Introduction:  Among intracranial space-occupying lesions, arachnoid cysts compromise 1% only. Abnormal collection of cerebrospinal fluid occurs in these types of cysts leading to pressure symptoms. Developmental abnormalities of cerebrospinal structures in early fetal life lead to the primary type of arachnoid cysts, while the second type of arachnoid cyst is formed after some neurological insult like head injury, tumor, meningitis, or brain surgery. In 60 – 90% of cases, the primary type predominates and presents with pressure symptoms before the age of 20 years. The adjudged incidence is 1.4% in adults, the least frequent being intraventricular location.

Clinical Case:  A 23-year-old male presented with a long-standing left-sided cranial vault headache, right-sided focal seizures, and progressive right- hemiparesis. Neurological evaluation revealed upper motor neuron signs on the right side of the body.
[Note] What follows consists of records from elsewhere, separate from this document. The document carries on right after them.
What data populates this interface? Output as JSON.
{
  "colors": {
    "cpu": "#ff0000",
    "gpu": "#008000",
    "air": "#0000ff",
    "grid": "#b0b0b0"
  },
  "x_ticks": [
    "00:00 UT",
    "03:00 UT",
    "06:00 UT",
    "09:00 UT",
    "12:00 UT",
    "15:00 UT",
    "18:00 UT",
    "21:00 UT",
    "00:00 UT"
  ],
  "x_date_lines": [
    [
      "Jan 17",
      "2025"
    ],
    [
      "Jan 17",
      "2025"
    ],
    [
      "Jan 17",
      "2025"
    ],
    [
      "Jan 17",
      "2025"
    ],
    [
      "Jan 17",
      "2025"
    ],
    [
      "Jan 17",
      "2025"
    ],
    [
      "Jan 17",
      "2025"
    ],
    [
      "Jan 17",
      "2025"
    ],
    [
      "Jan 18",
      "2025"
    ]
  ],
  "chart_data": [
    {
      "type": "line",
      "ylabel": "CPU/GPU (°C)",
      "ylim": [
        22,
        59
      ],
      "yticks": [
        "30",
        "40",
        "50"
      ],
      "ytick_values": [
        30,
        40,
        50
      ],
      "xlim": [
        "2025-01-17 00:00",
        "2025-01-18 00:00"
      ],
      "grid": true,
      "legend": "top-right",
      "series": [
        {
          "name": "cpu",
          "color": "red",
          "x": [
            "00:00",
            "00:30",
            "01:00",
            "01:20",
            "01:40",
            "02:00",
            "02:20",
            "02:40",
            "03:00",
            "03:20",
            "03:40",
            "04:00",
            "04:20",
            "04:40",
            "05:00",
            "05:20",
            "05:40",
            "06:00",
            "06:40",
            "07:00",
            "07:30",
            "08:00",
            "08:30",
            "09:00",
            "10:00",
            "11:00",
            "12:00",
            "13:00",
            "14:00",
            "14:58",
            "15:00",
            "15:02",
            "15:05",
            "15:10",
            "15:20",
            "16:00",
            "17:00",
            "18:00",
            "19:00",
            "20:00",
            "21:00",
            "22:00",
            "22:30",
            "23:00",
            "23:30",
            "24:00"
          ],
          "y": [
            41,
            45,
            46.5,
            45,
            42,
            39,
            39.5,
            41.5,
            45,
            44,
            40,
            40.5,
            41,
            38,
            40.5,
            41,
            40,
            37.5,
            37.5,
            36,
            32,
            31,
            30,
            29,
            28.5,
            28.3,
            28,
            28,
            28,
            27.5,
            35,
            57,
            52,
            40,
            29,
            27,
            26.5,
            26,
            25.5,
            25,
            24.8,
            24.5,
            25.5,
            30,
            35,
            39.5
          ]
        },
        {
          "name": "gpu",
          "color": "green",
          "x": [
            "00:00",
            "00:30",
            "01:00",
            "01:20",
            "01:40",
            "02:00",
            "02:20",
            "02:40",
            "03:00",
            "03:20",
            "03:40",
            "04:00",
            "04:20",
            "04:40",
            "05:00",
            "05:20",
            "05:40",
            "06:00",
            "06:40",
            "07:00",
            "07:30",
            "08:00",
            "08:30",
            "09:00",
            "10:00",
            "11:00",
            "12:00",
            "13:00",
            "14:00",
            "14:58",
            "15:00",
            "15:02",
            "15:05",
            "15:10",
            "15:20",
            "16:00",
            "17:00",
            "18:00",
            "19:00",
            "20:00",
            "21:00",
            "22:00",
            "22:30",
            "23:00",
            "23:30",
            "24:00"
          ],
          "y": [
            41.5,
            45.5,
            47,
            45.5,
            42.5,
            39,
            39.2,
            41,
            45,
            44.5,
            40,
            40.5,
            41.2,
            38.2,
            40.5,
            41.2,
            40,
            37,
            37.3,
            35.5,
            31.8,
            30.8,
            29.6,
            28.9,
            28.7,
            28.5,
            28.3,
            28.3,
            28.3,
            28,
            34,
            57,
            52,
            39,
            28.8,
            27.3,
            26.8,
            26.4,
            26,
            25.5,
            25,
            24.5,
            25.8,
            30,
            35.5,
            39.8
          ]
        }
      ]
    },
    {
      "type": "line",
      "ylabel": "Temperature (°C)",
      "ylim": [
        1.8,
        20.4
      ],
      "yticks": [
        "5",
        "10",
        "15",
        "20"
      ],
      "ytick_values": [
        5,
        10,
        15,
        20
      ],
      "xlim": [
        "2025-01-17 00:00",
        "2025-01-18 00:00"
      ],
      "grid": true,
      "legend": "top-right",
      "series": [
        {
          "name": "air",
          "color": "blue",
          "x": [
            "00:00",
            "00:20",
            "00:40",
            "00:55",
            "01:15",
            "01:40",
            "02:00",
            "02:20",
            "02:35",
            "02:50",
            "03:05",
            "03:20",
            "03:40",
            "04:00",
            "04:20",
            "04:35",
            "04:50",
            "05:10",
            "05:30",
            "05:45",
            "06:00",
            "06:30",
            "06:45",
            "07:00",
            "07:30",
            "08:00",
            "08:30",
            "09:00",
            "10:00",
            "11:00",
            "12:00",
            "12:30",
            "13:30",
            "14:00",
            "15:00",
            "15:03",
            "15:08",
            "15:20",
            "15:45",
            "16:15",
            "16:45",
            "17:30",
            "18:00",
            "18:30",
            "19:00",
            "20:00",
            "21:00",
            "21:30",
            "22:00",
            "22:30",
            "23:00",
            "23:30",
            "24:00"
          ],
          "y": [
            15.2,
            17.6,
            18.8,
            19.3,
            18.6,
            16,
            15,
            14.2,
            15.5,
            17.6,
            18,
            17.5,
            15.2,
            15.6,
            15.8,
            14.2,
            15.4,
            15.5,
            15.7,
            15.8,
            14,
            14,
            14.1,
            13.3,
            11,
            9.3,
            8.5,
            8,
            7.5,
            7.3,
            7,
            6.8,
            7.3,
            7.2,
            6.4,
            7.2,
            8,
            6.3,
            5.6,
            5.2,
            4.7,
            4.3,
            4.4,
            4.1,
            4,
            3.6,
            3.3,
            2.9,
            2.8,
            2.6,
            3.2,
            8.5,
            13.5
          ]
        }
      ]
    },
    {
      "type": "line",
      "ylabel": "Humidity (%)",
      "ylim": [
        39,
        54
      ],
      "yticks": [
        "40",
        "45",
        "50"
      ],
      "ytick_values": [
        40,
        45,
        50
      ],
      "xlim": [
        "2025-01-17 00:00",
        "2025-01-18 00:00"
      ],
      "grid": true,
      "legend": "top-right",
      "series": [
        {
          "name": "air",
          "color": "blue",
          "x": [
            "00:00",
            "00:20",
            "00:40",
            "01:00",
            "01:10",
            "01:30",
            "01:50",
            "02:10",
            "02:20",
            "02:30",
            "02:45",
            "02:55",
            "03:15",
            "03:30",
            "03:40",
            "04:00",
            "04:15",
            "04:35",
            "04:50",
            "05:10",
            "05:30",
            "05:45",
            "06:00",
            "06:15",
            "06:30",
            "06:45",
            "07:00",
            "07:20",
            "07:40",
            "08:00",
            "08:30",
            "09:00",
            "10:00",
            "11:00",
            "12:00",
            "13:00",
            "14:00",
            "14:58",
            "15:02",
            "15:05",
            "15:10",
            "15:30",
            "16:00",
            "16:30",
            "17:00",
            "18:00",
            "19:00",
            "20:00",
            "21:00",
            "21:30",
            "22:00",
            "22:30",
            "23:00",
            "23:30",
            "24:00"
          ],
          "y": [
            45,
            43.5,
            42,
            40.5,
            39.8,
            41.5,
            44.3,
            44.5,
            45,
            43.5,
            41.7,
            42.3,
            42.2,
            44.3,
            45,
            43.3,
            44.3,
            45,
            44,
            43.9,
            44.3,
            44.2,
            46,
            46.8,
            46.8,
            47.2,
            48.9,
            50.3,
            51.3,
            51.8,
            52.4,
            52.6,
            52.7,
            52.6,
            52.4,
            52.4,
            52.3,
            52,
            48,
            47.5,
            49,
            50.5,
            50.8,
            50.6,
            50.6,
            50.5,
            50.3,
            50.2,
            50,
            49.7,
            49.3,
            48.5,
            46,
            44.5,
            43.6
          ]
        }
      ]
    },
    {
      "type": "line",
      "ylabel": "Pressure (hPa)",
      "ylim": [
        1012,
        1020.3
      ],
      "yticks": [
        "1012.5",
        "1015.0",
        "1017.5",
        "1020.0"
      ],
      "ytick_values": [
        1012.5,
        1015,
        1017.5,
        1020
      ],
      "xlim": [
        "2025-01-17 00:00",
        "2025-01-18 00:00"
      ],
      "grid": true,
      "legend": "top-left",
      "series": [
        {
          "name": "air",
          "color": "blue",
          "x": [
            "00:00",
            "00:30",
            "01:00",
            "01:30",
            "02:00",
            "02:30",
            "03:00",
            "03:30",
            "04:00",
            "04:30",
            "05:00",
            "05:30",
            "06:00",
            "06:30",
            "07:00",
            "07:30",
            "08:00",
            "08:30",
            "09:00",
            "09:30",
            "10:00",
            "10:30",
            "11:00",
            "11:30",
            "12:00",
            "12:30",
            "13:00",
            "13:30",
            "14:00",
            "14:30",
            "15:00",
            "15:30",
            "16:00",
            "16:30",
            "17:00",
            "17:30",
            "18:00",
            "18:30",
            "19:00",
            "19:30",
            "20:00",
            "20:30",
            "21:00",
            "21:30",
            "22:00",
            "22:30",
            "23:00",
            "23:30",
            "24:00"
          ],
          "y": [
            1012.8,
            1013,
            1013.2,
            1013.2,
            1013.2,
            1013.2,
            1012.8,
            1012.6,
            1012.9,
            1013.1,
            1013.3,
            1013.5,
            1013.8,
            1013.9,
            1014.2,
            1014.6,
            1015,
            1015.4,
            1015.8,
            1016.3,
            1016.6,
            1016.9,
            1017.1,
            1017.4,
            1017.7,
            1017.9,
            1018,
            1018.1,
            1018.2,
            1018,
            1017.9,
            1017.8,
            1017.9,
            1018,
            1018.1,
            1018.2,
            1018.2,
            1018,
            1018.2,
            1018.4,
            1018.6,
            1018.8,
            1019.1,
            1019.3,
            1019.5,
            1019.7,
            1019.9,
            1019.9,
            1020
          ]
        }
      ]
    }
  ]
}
A computerized axial tomography raised the suspicion of an arachnoid cyst for which magnetic resonance imaging was done which revealed a large intraventricular cyst of lateral ventricles causing mass effect over the ipsilateral hemisphere and mild obstructive hydrocephalous. Surgical intervention was required as per symptomology (intractable headache, seizures, and hemiparesis) and large cyst size.

Conclusion:  Cerebrospinal fluid accumulation in the brain's arachnoid layer causes non-cancerous arachnoid cysts. Larger cysts may push on brain tissue and cause neurological difficulties. MRI may diagnose arachnoid cysts, and treatment options include cystoperitoneal shunt, craniotomy, and neuro-endoscopic fenestration, the least invasive. Cyst size and location determine therapy. In this example, endoscopic treatment reduced symptoms and consequences.